Wednesday 5 May 2010




When you phone a big company these days, you’re lost before you start. You’re presented with half a dozen options, but not the one you want: which is to talk to a fellow human being about whatever’s on your mind. It seems like there’s no way into the organisation... only a labyrinth of corridors and connecting doors, which allow you to be shunted from one place to another without actually getting anywhere. You get a couple of minutes of tinny music, before an unseen hand pulls the plug. You’re cast adrift once again, left holding a phone that’s connecting you to nobody. If there’s no way into the organisation, there’s certainly a way out...

The strategy seems to be ‘customer disorientation’. Phoning a business these days is like being blindfolded by Mafia hoodlums and driven to some secret destination. Big business wants to practise ‘customer care’ - managers go to seminars and everything - but few of them know what customer care actually means. I know what it doesn’t mean: being connected to someone in a call centre in Mumbai.

I went to see Dave today. He’s a garage mechanic who works for himself and by himself, in a lock-up workshop. I can call in for a quick chat about whatever’s wrong with my car (my dismal record of maintenance ensures there’s always something). He may be under a car on the ramp, or down in the inspection pit, or, as yesterday, catching up with his paperwork in his tiny ‘office’. Before I’d even described what was the problem with the car, he’d noticed that one of my brake lights had gone, taken out the dud bulb and put in a new one. “That front tyre needs some air”, he said, so he pumped it up as he talked.

I needed a new exhaust too: something that I had worked out for myself, since my Vauxhall Astra sounded like a sports car... but without the corresponding surge of sports car performance.

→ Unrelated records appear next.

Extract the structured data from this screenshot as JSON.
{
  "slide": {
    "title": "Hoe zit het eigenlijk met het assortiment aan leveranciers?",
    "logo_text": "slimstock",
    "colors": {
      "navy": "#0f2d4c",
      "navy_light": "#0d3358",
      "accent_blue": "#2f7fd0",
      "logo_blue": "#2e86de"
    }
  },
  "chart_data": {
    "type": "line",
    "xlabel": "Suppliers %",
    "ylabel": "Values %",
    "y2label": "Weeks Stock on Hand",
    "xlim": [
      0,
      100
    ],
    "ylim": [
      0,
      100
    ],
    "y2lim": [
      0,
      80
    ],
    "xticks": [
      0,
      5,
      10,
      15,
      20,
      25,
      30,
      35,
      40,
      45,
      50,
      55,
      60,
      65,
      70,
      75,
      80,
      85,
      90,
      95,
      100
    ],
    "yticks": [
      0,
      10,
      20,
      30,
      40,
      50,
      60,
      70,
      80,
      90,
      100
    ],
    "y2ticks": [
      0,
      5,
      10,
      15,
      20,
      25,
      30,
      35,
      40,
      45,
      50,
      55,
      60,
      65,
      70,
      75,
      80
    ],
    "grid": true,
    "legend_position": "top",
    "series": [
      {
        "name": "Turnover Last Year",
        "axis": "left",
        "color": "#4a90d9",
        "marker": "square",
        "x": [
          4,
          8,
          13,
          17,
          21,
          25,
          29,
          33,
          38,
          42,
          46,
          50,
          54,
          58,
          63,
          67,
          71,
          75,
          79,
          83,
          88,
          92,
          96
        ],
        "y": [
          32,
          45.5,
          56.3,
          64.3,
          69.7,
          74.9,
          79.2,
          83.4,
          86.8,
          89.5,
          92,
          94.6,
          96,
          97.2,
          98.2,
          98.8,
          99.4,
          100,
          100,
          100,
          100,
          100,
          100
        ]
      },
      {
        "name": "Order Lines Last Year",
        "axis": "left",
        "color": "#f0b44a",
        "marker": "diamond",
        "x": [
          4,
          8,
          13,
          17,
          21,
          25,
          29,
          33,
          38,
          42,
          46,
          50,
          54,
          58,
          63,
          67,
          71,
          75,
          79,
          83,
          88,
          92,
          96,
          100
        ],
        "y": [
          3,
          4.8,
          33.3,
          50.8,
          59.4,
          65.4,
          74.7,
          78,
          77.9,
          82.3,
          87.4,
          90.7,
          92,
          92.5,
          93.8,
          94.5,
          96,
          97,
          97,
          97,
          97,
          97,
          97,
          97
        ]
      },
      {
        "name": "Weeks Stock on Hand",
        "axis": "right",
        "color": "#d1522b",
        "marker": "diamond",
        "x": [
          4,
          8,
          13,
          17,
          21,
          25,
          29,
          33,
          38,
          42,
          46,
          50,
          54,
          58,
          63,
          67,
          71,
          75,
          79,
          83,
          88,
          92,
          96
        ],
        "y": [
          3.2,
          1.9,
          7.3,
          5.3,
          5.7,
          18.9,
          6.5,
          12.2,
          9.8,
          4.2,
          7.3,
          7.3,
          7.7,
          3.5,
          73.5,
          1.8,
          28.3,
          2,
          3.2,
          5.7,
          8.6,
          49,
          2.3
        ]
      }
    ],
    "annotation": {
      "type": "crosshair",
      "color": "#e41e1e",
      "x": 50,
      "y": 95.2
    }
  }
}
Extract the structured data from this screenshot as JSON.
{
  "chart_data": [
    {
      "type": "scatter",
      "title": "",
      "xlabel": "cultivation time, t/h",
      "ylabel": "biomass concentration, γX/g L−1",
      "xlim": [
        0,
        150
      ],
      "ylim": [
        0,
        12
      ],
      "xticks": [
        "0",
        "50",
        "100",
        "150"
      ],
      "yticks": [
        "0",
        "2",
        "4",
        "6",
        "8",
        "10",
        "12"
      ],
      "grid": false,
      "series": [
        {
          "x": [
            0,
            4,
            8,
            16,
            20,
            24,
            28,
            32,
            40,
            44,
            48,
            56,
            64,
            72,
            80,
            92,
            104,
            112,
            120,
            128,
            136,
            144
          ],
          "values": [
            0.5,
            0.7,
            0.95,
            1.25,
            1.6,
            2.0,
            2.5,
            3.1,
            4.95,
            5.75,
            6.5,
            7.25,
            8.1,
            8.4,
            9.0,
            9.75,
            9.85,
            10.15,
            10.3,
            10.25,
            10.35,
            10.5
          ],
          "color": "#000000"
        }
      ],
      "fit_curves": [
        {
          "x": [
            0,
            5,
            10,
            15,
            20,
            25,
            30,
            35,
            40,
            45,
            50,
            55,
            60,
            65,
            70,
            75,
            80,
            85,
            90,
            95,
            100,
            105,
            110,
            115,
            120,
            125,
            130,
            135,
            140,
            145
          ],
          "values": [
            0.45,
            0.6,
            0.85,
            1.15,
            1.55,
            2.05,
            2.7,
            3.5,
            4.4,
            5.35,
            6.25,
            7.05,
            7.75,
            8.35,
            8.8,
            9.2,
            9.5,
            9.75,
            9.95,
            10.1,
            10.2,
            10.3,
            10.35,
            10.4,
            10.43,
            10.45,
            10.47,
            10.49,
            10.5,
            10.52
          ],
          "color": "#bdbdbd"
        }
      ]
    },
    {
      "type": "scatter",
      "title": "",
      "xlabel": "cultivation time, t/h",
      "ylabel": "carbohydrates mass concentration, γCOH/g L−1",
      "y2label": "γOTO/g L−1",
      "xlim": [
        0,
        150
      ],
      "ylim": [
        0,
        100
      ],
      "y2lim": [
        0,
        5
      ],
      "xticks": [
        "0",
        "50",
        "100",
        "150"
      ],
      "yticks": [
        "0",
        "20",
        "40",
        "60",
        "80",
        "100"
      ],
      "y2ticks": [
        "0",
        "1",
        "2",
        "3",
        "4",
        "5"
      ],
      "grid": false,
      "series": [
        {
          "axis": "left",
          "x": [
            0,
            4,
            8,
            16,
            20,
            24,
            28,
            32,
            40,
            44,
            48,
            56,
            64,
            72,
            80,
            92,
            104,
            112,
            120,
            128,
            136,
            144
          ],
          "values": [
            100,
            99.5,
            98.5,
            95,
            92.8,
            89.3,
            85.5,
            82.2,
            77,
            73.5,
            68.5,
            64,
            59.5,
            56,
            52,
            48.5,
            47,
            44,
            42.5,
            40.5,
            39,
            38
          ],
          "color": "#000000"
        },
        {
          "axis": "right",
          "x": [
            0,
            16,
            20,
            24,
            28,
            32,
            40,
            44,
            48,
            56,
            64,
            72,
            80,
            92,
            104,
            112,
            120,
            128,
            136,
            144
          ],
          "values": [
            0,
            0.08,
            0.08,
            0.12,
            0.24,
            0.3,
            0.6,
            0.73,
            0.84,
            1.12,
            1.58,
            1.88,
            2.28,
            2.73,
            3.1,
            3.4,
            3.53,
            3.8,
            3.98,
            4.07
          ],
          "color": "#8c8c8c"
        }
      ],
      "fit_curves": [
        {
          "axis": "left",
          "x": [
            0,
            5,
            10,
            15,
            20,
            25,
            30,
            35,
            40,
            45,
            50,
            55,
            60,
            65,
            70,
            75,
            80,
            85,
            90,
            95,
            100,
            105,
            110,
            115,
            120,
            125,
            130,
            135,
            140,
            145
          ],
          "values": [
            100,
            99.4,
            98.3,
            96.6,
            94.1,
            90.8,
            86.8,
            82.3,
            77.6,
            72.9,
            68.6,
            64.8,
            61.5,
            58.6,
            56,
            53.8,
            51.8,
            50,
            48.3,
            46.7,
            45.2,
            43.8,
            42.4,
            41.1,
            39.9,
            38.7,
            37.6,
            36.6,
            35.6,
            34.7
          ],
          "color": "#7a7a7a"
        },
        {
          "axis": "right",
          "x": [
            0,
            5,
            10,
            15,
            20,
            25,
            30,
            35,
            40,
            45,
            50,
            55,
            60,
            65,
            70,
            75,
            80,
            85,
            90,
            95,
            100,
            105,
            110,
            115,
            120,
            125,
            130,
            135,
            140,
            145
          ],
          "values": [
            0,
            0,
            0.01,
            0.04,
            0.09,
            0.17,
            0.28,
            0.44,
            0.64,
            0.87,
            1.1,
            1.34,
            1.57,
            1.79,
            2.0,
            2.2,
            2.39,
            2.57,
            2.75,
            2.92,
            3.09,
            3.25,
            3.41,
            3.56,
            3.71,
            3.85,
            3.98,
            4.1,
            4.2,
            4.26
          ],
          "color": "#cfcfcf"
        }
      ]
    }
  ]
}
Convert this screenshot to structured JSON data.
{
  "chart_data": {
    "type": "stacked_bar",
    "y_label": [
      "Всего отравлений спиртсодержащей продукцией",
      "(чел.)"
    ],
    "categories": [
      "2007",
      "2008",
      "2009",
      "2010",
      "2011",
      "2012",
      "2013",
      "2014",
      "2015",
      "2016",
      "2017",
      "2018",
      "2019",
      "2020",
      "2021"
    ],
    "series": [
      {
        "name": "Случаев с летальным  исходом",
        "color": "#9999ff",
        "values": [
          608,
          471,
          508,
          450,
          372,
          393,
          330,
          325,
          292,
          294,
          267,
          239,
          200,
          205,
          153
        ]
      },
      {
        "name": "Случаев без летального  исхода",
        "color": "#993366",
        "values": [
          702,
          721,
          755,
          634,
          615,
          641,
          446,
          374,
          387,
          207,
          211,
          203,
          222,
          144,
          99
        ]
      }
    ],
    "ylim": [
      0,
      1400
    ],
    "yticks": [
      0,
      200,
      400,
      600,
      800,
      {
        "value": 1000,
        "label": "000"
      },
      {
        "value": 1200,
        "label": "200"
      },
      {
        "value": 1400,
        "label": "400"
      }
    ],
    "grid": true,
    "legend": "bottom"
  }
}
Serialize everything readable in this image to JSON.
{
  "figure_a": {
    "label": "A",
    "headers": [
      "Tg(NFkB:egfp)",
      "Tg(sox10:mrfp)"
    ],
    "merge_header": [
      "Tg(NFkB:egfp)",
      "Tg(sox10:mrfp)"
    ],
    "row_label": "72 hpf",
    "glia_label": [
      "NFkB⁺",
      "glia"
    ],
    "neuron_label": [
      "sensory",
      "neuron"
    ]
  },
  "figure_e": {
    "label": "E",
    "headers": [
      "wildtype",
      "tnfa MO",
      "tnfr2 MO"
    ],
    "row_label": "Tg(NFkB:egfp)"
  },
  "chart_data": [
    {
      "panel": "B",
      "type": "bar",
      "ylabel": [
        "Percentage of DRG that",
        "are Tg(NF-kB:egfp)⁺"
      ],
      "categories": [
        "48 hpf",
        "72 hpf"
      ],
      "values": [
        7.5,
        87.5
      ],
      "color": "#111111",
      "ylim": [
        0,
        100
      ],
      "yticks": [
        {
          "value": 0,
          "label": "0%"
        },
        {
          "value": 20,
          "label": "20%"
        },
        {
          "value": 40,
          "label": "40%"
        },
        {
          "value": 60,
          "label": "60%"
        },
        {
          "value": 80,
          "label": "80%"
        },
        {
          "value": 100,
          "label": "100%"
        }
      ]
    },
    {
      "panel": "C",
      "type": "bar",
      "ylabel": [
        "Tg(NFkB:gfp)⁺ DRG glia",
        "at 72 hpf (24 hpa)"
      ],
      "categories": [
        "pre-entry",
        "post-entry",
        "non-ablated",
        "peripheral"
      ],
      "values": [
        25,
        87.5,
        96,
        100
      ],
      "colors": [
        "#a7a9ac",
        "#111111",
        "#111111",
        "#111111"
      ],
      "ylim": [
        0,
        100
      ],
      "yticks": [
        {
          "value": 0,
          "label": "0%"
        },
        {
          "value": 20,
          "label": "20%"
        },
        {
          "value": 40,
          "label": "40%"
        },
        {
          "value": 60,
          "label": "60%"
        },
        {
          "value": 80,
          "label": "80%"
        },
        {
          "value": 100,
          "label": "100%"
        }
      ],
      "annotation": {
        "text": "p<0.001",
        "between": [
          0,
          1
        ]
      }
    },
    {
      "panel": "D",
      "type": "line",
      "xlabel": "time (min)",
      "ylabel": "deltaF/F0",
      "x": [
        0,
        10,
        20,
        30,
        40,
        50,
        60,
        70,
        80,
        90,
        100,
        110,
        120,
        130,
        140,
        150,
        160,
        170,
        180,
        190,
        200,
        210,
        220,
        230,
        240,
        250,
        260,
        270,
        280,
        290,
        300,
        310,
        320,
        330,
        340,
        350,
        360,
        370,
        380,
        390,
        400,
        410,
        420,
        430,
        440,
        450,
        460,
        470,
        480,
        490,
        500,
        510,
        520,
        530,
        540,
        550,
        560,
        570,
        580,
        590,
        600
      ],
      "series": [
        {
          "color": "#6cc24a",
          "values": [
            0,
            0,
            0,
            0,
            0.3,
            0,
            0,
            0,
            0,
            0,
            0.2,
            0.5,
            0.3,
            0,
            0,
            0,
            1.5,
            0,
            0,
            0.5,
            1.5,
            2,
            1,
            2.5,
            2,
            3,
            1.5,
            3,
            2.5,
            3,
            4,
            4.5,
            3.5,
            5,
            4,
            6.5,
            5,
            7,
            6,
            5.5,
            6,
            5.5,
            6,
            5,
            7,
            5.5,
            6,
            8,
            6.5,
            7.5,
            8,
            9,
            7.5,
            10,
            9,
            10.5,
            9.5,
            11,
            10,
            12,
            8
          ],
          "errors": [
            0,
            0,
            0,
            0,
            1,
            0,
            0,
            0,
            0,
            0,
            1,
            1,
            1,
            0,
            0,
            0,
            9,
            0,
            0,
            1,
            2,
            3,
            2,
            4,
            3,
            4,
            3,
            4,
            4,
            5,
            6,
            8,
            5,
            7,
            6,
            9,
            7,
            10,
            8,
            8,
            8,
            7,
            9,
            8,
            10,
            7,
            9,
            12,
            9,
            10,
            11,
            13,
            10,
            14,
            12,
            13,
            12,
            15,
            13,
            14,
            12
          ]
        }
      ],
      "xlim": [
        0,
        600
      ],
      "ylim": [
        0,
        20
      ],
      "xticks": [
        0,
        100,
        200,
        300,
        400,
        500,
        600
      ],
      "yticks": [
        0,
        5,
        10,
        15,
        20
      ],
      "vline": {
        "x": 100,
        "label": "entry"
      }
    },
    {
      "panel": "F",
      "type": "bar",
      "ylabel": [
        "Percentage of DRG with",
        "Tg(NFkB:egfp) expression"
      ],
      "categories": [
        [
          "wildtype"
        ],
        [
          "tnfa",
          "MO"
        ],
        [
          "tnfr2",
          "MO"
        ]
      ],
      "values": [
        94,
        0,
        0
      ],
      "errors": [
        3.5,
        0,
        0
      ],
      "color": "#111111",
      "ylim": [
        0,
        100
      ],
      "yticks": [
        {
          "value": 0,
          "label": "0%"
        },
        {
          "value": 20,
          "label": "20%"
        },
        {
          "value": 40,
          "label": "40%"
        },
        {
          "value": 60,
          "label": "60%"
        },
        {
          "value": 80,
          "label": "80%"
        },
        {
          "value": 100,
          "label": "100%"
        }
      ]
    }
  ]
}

There are hundreds of garages closer to my home than Dave’s. Dave works in town, but it’s not my home town any more. It’s two hours drive away. I take my car to Dave because he’s cheerful and he doesn’t give me a hard time for letting my car get into such a state; I trust him to replace only the parts that need replacing and charge what the job is worth. Best of all, he says what you want to hear: “I can fix it. Come back at five o’clock”. And when the dread day approaches, when the repairs are costing more than the car is worth, he’ll try to stop you throwing good money after bad, and suggest you keep an eye on the ‘Cars for sale’ section of the local newspaper. “Truthfully?”, he’ll say, if pressed, “Your car is fucked”.

Dave has no baffling phone system to make customers weep in impotent frustration. If he’s near the phone, he’ll pick it up; if he’s down the inspection pit, he won’t... and you’ll have to phone back a bit later. But you don’t have to speak to some bored receptionist, or listen while a disembodied voice gives you a long list of options, and numbers to press. You get Dave himself, a damn good mechanic who wipes the grease from his hands before he picks up the phone. “I can do the job Tuesday”, he’ll say.

Or you can call round and he’ll be there... unless he’s nipped out for a sandwich. The modern world has passed him by, some might say (there’s no concession to comfort in the creative chaos of his workshop), but he’s right up-to-date with his notions of ‘customer care’. Except that it isn’t ‘customer care’ at all. I don’t imagine he’s attended any seminars on the subject; he’s just available, during the advertised hours, to the people who want to get their car fixed, and I don’t think I’ve ever seen him without a smile on his face.

You’re not lost, after all. You know where you are with Dave.